Sofia-Elisabete remembers the unforgettable months of travel and discovery she enjoyed as a 5-year-old in 1815. Sofia-Elisabete is the child of Col. Fitzwilliam, whom readers of Jane Austen’s Pride and Prejudice will recall as the likable but poor cousin of Mr. Darcy. Sofia-Elisabete’s mother is a Portuguese bolero dancer, Marisa Soares Belles, who abandons her baby at a convent. She’s eventually reclaimed by her father and taken to Scarborough, England. Blessed with a rich imagination and vigorous self-confidence, the little girl thrives; her father sometimes suffers from war flashbacks and drug-induced lethargies but makes a good marriage and is a fond father. Doña Marisa and her escort, Señor Gonzalez, come to Scarborough “to find a special someone”—in fact, to retrieve Sofia-Elisabete. For some time, the girl believes they’re journeying to “la luna.” Sofia-Elisabete hopes to discover, like the Spaniard in Francis Godwin’s The Man in the Moone, a paradise where hunger and crime don’t exist. Having many adventures across the Continent and over the Alps, the travelers reach Genoa, where Marisa hopes to find a home.
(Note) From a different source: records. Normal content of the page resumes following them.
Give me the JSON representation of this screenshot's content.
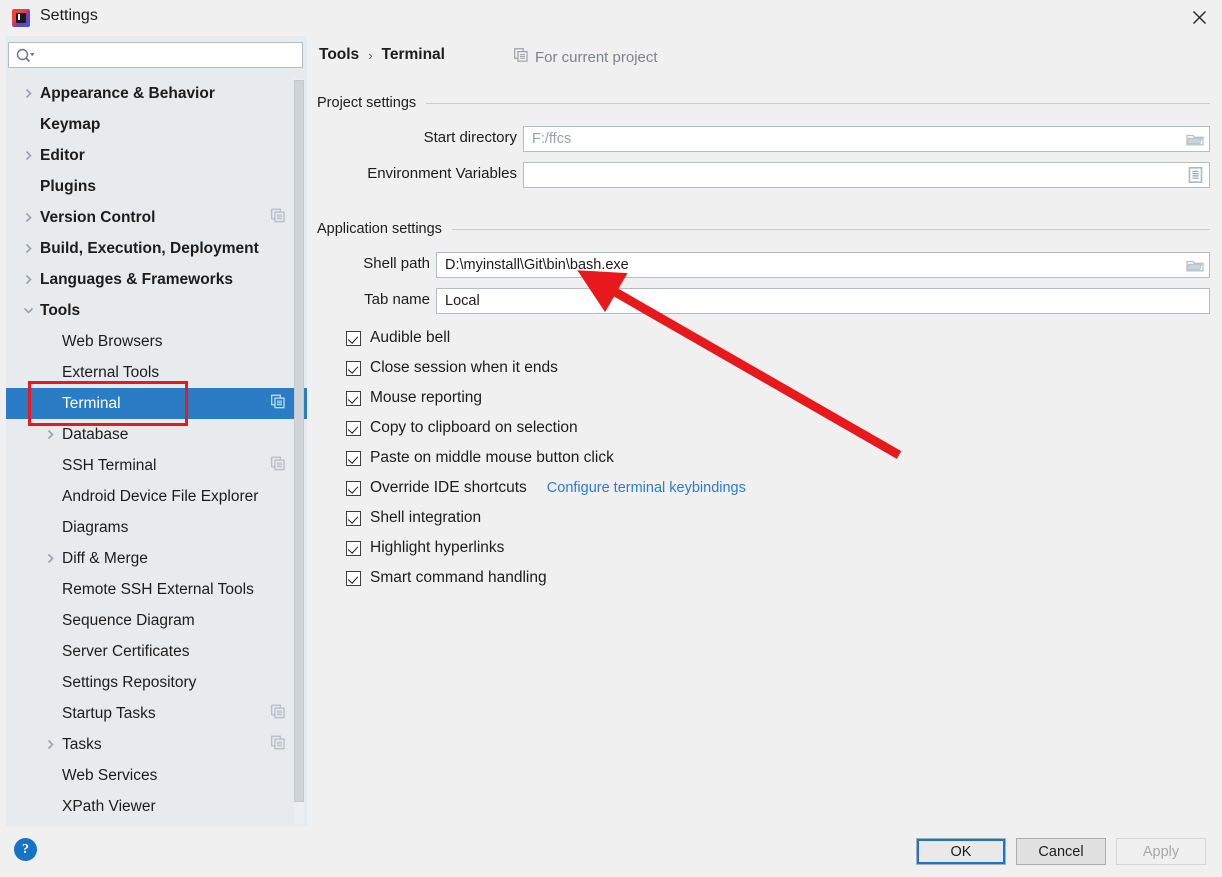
{
  "window": {
    "title": "Settings",
    "app_icon": "intellij-idea-icon",
    "close_icon": "close-icon"
  },
  "sidebar": {
    "search": {
      "placeholder": "",
      "value": "",
      "icon": "search-icon"
    },
    "items": [
      {
        "label": "Appearance & Behavior",
        "level": "top",
        "expandable": true,
        "expanded": false,
        "badge": false
      },
      {
        "label": "Keymap",
        "level": "top",
        "expandable": false,
        "expanded": false,
        "badge": false
      },
      {
        "label": "Editor",
        "level": "top",
        "expandable": true,
        "expanded": false,
        "badge": false
      },
      {
        "label": "Plugins",
        "level": "top",
        "expandable": false,
        "expanded": false,
        "badge": false
      },
      {
        "label": "Version Control",
        "level": "top",
        "expandable": true,
        "expanded": false,
        "badge": true
      },
      {
        "label": "Build, Execution, Deployment",
        "level": "top",
        "expandable": true,
        "expanded": false,
        "badge": false
      },
      {
        "label": "Languages & Frameworks",
        "level": "top",
        "expandable": true,
        "expanded": false,
        "badge": false
      },
      {
        "label": "Tools",
        "level": "top",
        "expandable": true,
        "expanded": true,
        "badge": false
      },
      {
        "label": "Web Browsers",
        "level": "child",
        "expandable": false,
        "expanded": false,
        "badge": false
      },
      {
        "label": "External Tools",
        "level": "child",
        "expandable": false,
        "expanded": false,
        "badge": false
      },
      {
        "label": "Terminal",
        "level": "child",
        "expandable": false,
        "expanded": false,
        "badge": true,
        "selected": true
      },
      {
        "label": "Database",
        "level": "child",
        "expandable": true,
        "expanded": false,
        "badge": false
      },
      {
        "label": "SSH Terminal",
        "level": "child",
        "expandable": false,
        "expanded": false,
        "badge": true
      },
      {
        "label": "Android Device File Explorer",
        "level": "child",
        "expandable": false,
        "expanded": false,
        "badge": false
      },
      {
        "label": "Diagrams",
        "level": "child",
        "expandable": false,
        "expanded": false,
        "badge": false
      },
      {
        "label": "Diff & Merge",
        "level": "child",
        "expandable": true,
        "expanded": false,
        "badge": false
      },
      {
        "label": "Remote SSH External Tools",
        "level": "child",
        "expandable": false,
        "expanded": false,
        "badge": false
      },
      {
        "label": "Sequence Diagram",
        "level": "child",
        "expandable": false,
        "expanded": false,
        "badge": false
      },
      {
        "label": "Server Certificates",
        "level": "child",
        "expandable": false,
        "expanded": false,
        "badge": false
      },
      {
        "label": "Settings Repository",
        "level": "child",
        "expandable": false,
        "expanded": false,
        "badge": false
      },
      {
        "label": "Startup Tasks",
        "level": "child",
        "expandable": false,
        "expanded": false,
        "badge": true
      },
      {
        "label": "Tasks",
        "level": "child",
        "expandable": true,
        "expanded": false,
        "badge": true
      },
      {
        "label": "Web Services",
        "level": "child",
        "expandable": false,
        "expanded": false,
        "badge": false
      },
      {
        "label": "XPath Viewer",
        "level": "child",
        "expandable": false,
        "expanded": false,
        "badge": false
      }
    ]
  },
  "main": {
    "breadcrumb": {
      "parent": "Tools",
      "separator": "›",
      "current": "Terminal"
    },
    "for_current_project": {
      "label": "For current project",
      "icon": "copy-badge-icon"
    },
    "project_settings": {
      "title": "Project settings",
      "start_directory": {
        "label": "Start directory",
        "value": "F:/ffcs",
        "muted": true,
        "button_icon": "folder-icon"
      },
      "environment_variables": {
        "label": "Environment Variables",
        "value": "",
        "muted": false,
        "button_icon": "list-document-icon"
      }
    },
    "application_settings": {
      "title": "Application settings",
      "shell_path": {
        "label": "Shell path",
        "value": "D:\\myinstall\\Git\\bin\\bash.exe",
        "muted": false,
        "button_icon": "folder-icon"
      },
      "tab_name": {
        "label": "Tab name",
        "value": "Local",
        "muted": false
      },
      "checkboxes": [
        {
          "label": "Audible bell",
          "checked": true
        },
        {
          "label": "Close session when it ends",
          "checked": true
        },
        {
          "label": "Mouse reporting",
          "checked": true
        },
        {
          "label": "Copy to clipboard on selection",
          "checked": true
        },
        {
          "label": "Paste on middle mouse button click",
          "checked": true
        },
        {
          "label": "Override IDE shortcuts",
          "checked": true,
          "link": "Configure terminal keybindings"
        },
        {
          "label": "Shell integration",
          "checked": true
        },
        {
          "label": "Highlight hyperlinks",
          "checked": true
        },
        {
          "label": "Smart command handling",
          "checked": true
        }
      ]
    }
  },
  "footer": {
    "help_label": "?",
    "ok_label": "OK",
    "cancel_label": "Cancel",
    "apply_label": "Apply"
  },
  "annotations": {
    "highlight_box_color": "#e8191c",
    "arrow_color": "#e8191c",
    "link_color": "#2b7cd0",
    "selection_color": "#2a7dc4"
  }
}
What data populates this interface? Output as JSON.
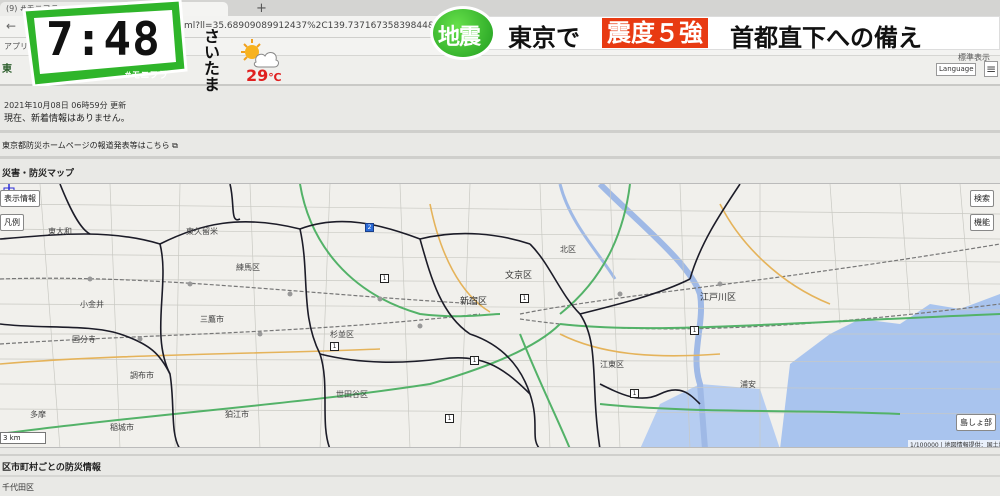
{
  "browser": {
    "tab_title": "(9) #モニフラ",
    "new_tab": "+",
    "url": "ml?ll=35.68909089912437%2C139.73716735839844&z=12&l=35",
    "bookmarks_apps": "アプリ"
  },
  "broadcast": {
    "clock": "7:48",
    "hashtag": "#モニフラ",
    "weather_city": "さいたま",
    "temperature": "29",
    "temperature_unit": "℃",
    "badge": "地震",
    "headline_part1": "東京で",
    "headline_highlight": "震度５強",
    "headline_part2": "首都直下への備え",
    "badge_color": "#2aa52a",
    "highlight_color": "#e83a12"
  },
  "site": {
    "logo_partial": "東",
    "language_button": "Language",
    "display_link": "標準表示",
    "update_time": "2021年10月08日 06時59分 更新",
    "no_news": "現在、新着情報はありません。",
    "official_link": "東京都防災ホームページの報道発表等はこちら",
    "map_section_title": "災害・防災マップ",
    "municipal_title": "区市町村ごとの防災情報",
    "ward": "千代田区"
  },
  "map": {
    "btn_display_info": "表示情報",
    "btn_legend": "凡例",
    "btn_search": "検索",
    "btn_function": "機能",
    "btn_islands": "島しょ部",
    "scale": "3 km",
    "attribution": "1/100000 | 地図情報提供：国土地",
    "places": {
      "shinjuku": "新宿区",
      "bunkyo": "文京区",
      "edogawa": "江戸川区",
      "nerima": "練馬区",
      "suginami": "杉並区",
      "mitaka": "三鷹市",
      "chofu": "調布市",
      "setagaya": "世田谷区",
      "kokubunji": "国分寺",
      "kita": "北区",
      "tama": "多摩",
      "komae": "狛江市",
      "inagi": "稲城市",
      "koganei": "小金井",
      "higashiyamato": "東大和",
      "koto": "江東区",
      "urayasu": "浦安",
      "higashikurume": "東久留米"
    },
    "routes": [
      "1",
      "1",
      "1",
      "1",
      "1",
      "2",
      "1",
      "1"
    ]
  }
}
While joyful at her mother’s acknowledgement and reunion with her father, Sofia-Elisabete is left with a difficult choice. Kobayashi (Freedom & Mirth, 2017) captures the magical thinking of young children while anchoring the novel’s peregrinations through repetition of key phrases. Each chapter, for example, begins with the formula “My first [memory, foot-race, etc.], thinks I, was….” Sofia-Elisabete’s perfectly original narrative voice is a delight, as is the girl herself; she’s compassionate, imaginative, and always game to master new skills (drumming, rope-dancing, “jodeling,” dancing the bolero). The glimpses of 1815 Europe, such as Dutch cleanliness and Swiss goiters, are well-observed, yet Kobayashi preserves the childlike point of view. While often very funny, the novel has depth in its concern for humanity’s problems and children’s emotions.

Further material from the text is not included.